If you or someone you know has inherited an IRA from a spouse, there are several options available for handling the account. You could transfer the IRA to an inherited IRA, properly titled, and begin taking RMDs based upon your own age; or you can transfer the IRA to an IRA titled in your own name and treat the IRA as your own. Each option has merit, you just need to determine which is best for you.
Take the IRA as an inherited IRA
If you transfer the IRA to an inherited IRA, you can immediately begin taking RMDs based upon your own age, using IRS Table I. This will allow you to stretch out the payments you would receive from the IRA over your lifetime, without penalty. If you have need for some of the funds now but wish to defer withdrawal over a longer period of time.

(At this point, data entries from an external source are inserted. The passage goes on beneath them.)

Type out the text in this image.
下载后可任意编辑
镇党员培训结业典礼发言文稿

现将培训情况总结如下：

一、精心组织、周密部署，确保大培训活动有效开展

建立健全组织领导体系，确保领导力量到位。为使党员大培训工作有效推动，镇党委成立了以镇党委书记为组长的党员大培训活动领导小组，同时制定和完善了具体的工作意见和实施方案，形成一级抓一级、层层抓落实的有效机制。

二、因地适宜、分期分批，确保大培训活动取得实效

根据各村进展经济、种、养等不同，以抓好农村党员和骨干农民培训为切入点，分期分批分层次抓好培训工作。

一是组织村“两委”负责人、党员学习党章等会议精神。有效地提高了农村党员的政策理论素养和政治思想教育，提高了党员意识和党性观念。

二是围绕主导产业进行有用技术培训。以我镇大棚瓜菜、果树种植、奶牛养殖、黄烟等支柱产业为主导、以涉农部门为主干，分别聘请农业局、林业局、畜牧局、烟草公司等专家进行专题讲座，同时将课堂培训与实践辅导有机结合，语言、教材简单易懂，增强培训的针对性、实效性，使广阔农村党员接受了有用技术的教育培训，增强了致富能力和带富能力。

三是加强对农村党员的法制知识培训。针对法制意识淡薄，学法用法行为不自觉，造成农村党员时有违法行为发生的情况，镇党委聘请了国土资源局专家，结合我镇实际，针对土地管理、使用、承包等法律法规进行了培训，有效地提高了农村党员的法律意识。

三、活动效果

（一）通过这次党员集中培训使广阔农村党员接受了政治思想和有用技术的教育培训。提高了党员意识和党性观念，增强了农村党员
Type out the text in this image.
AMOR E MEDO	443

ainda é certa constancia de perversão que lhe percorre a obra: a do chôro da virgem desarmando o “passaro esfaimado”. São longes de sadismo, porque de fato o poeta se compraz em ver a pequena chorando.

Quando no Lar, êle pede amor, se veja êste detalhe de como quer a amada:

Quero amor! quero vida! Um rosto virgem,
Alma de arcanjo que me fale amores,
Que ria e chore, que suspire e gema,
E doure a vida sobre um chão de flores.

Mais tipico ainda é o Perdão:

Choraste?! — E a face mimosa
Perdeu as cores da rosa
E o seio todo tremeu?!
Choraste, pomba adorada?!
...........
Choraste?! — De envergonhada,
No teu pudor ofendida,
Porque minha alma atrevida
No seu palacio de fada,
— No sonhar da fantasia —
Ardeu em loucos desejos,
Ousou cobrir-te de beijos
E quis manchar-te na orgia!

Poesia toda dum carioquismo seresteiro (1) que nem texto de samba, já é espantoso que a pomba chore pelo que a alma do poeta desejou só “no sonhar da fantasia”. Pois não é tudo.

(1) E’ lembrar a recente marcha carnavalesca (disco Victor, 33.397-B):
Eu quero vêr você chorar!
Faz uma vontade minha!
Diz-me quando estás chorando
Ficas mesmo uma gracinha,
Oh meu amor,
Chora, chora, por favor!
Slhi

You could also take withdrawals in any amount you wish (or take no withdrawals in some years), but completely drain the account by the end of the 10th year after the death of your spouse. There could be some benefit to this method – you would not have to take distributions at all for the first 9 years, and then take the entire account during the 10th. Your tax plan might fit in with this scenario, for example, if you’re still working and taking significant distributions earlier would push you into higher tax brackets.
This option, the 10-year payout, is only available if the original owner (your spouse) was not already subject to RMDs.
Take the IRA as your own
If you decide to make the IRA your own, you can treat the IRA exactly as if it were your own: you can make contributions to it, rollover other eligible funds into it, or convert it to a Roth IRA. In this case, you can delay the time to start taking RMDs until you reach age 73 – so if you are younger than your late spouse was, this method may allow you to delay RMDs the longest.
In this method, any withdrawals that you take before age 59½ could be subject to the 10% early withdrawal penalty, unless you meet one of the exceptions. You can transfer the IRA to an account in your own name at any time during the first five years, even if you’ve taken some distributions from the originally-titled account. You couldn’t take this option if you had re-titled the account as inherited (the option above), however.
Bear in mind, the above options are not every possible option for handling an inherited IRA as a spouse. For more detailed reading, check out IRS Publication 590.